We have all been there. We want things to be perfect in our personal and professional lives. When marketing campaigns aren’t working, we search desperately for a way to fix the problem. We do more, emulate what others are doing, and hope the changes will make things better.
But just like spending 3 hours in the car for a 4 hour outing was probably not a good idea, digging in with more frequent and complex tactics is seldom the answer to fix failing marketing campaigns.
We have a limited supply of time and money. And even the most successful companies realize it’s not about the quantity, but the quality.
In marketing, just as in life, it is a constant balance to make the most of what we have. I am constantly reasoning: Is it better to offer my family lots of time together when I am agitated or distracted? Or to provide less frequent but meaningful communication that really resonates?
Similarly, it’s better to truly engage with customers in a way that makes them say, “Ah ha, that’s really awesome!” versus sending a lot of messages that sometimes hit the mark, yet frequently end up in the trashcan. Easier said than done, right? So how do we build engagement simply and effectively?
You know your customers’ demographics.

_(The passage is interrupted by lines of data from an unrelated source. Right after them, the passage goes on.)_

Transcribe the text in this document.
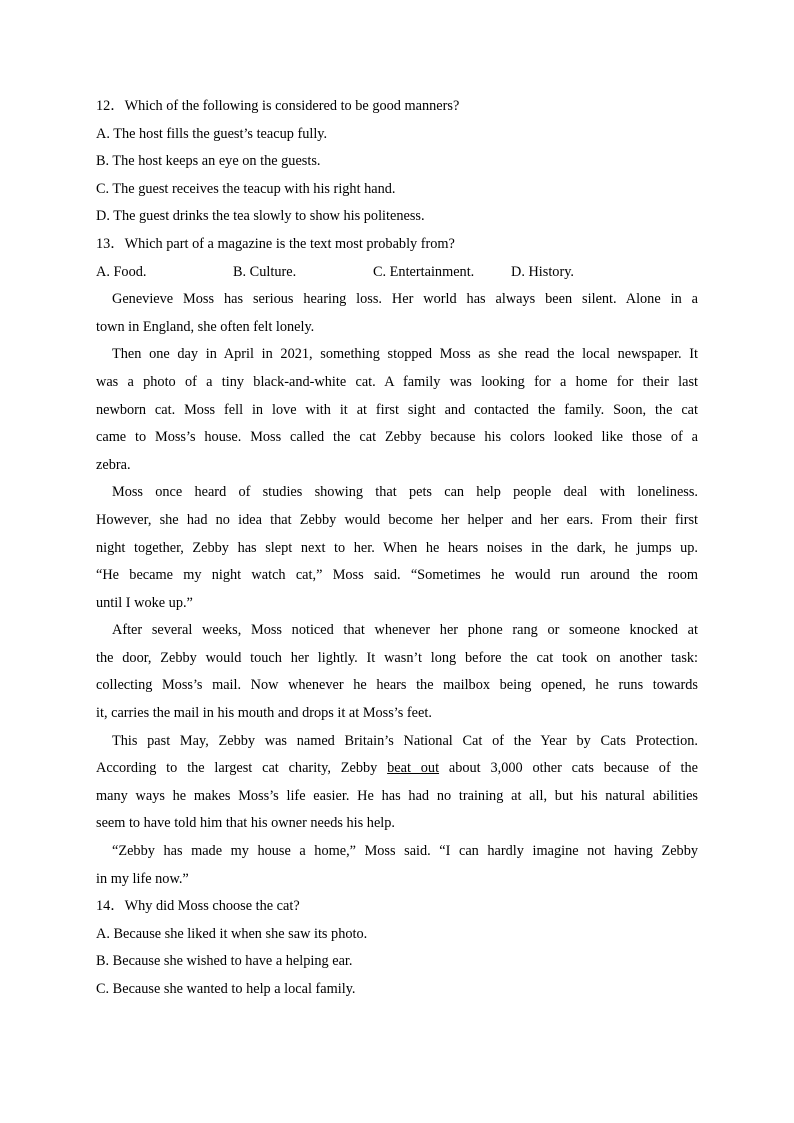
12．Which of the following is considered to be good manners?
A. The host fills the guest’s teacup fully.
B. The host keeps an eye on the guests.
C. The guest receives the teacup with his right hand.
D. The guest drinks the tea slowly to show his politeness.
13．Which part of a magazine is the text most probably from?
A. Food.	B. Culture.	C. Entertainment.	D. History.
Genevieve Moss has serious hearing loss. Her world has always been silent. Alone in a
town in England, she often felt lonely.
Then one day in April in 2021, something stopped Moss as she read the local newspaper. It
was a photo of a tiny black-and-white cat. A family was looking for a home for their last
newborn cat. Moss fell in love with it at first sight and contacted the family. Soon, the cat
came to Moss’s house. Moss called the cat Zebby because his colors looked like those of a
zebra.
Moss once heard of studies showing that pets can help people deal with loneliness.
However, she had no idea that Zebby would become her helper and her ears. From their first
night together, Zebby has slept next to her. When he hears noises in the dark, he jumps up.
“He became my night watch cat,” Moss said. “Sometimes he would run around the room
until I woke up.”
After several weeks, Moss noticed that whenever her phone rang or someone knocked at
the door, Zebby would touch her lightly. It wasn’t long before the cat took on another task:
collecting Moss’s mail. Now whenever he hears the mailbox being opened, he runs towards
it, carries the mail in his mouth and drops it at Moss’s feet.
This past May, Zebby was named Britain’s National Cat of the Year by Cats Protection.
According to the largest cat charity, Zebby beat out about 3,000 other cats because of the
many ways he makes Moss’s life easier. He has had no training at all, but his natural abilities
seem to have told him that his owner needs his help.
“Zebby has made my house a home,” Moss said. “I can hardly imagine not having Zebby
in my life now.”
14．Why did Moss choose the cat?
A. Because she liked it when she saw its photo.
B. Because she wished to have a helping ear.
C. Because she wanted to help a local family.
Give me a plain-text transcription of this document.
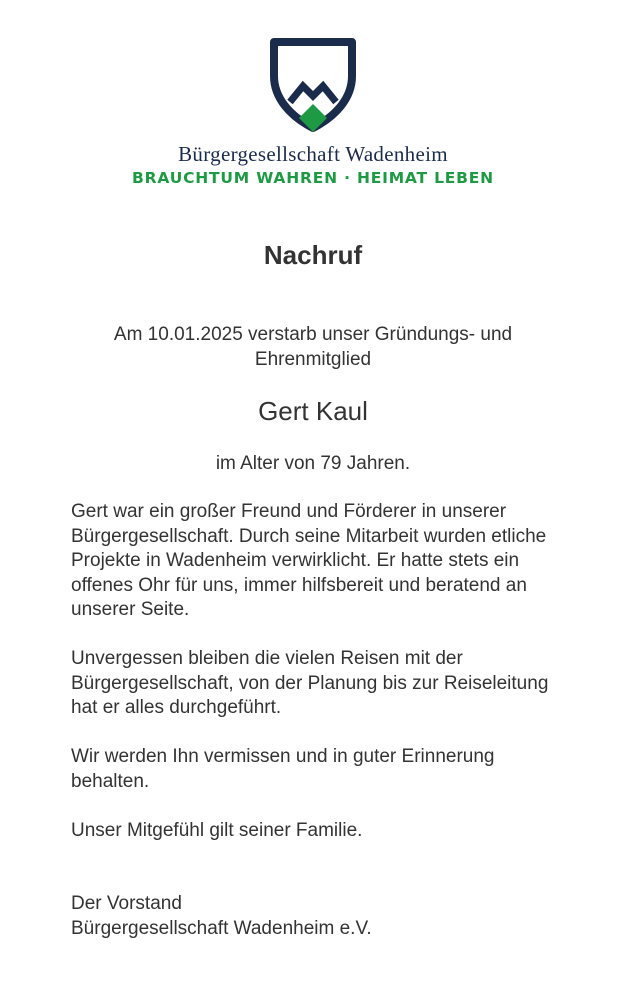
Bürgergesellschaft Wadenheim
BRAUCHTUM WAHREN · HEIMAT LEBEN
Nachruf
Am 10.01.2025 verstarb unser Gründungs- und Ehrenmitglied
Gert Kaul
im Alter von 79 Jahren.

Gert war ein großer Freund und Förderer in unserer Bürgergesellschaft. Durch seine Mitarbeit wurden etliche Projekte in Wadenheim verwirklicht. Er hatte stets ein offenes Ohr für uns, immer hilfsbereit und beratend an unserer Seite.

Unvergessen bleiben die vielen Reisen mit der Bürgergesellschaft, von der Planung bis zur Reiseleitung hat er alles durchgeführt.

Wir werden Ihn vermissen und in guter Erinnerung behalten.

Unser Mitgefühl gilt seiner Familie.

Der Vorstand
Bürgergesellschaft Wadenheim e.V.
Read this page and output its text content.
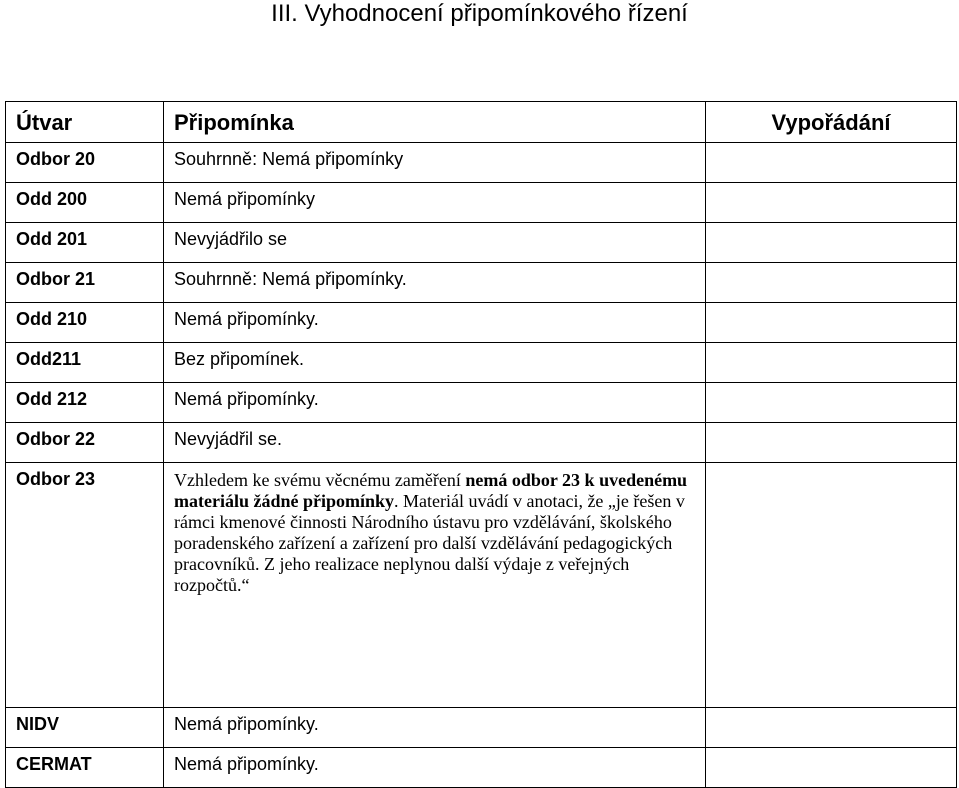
III. Vyhodnocení připomínkového řízení
Útvar	Připomínka	Vypořádání
Odbor 20	Souhrnně: Nemá připomínky	
Odd 200	Nemá připomínky	
Odd 201	Nevyjádřilo se	
Odbor 21	Souhrnně: Nemá připomínky.	
Odd 210	Nemá připomínky.	
Odd211	Bez připomínek.	
Odd 212	Nemá připomínky.	
Odbor 22	Nevyjádřil se.	
Odbor 23	Vzhledem ke svému věcnému zaměření nemá odbor 23 k uvedenému materiálu žádné připomínky. Materiál uvádí v anotaci, že „je řešen v rámci kmenové činnosti Národního ústavu pro vzdělávání, školského poradenského zařízení a zařízení pro další vzdělávání pedagogických pracovníků. Z jeho realizace neplynou další výdaje z veřejných rozpočtů.“	
NIDV	Nemá připomínky.	
CERMAT	Nemá připomínky.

Now, take a bigger step back and look at what they really want. What are their inner values? What gets them excited? What motivates them to action?
We can use this understanding to develop content and marketing campaigns that resonate more deeply and convert more effectively. Taking the time to understand customer needs is key to creating content they’ll want to consume. More information can help you to look beyond generic labels like: ‘moms’ or ‘boomers’ to the specifics of which moms or boomers you seek to connect with. Going deeper than demographics and understanding the inner motivations of your customers is the key to successful marketing campaigns.
Once you understand your audience more deeply, it’s time to take a hard look at which tactics are really working. Rather than throwing a million at the wall to see what sticks, here are 3 tips to simplify your marketing and make a bigger impact with less:
1. Make your social posts and emails count. Focus on what Guy Kawasaki calls your marketing mantra. Use those few words on how your company is unique to create a content calendar that aligns with your brand values. Stick to it by posting more relevant content less often.
2. Send one e-newsletter per month and spend the time you save making it more targeted. Sending content that appeals to the masses may seem like a good idea, but lumping information in an email to everyone makes it less relevant. Consider shortening your communications, segmenting your database, and tweaking your e-newsletter.
3. Short is sweet. Longer pieces have their place, but consumers also appreciate brief, thoughtful blogs. For bigger subjects, you might want to create a series.
When it comes to my littlest consumers, I’ve learned my lesson.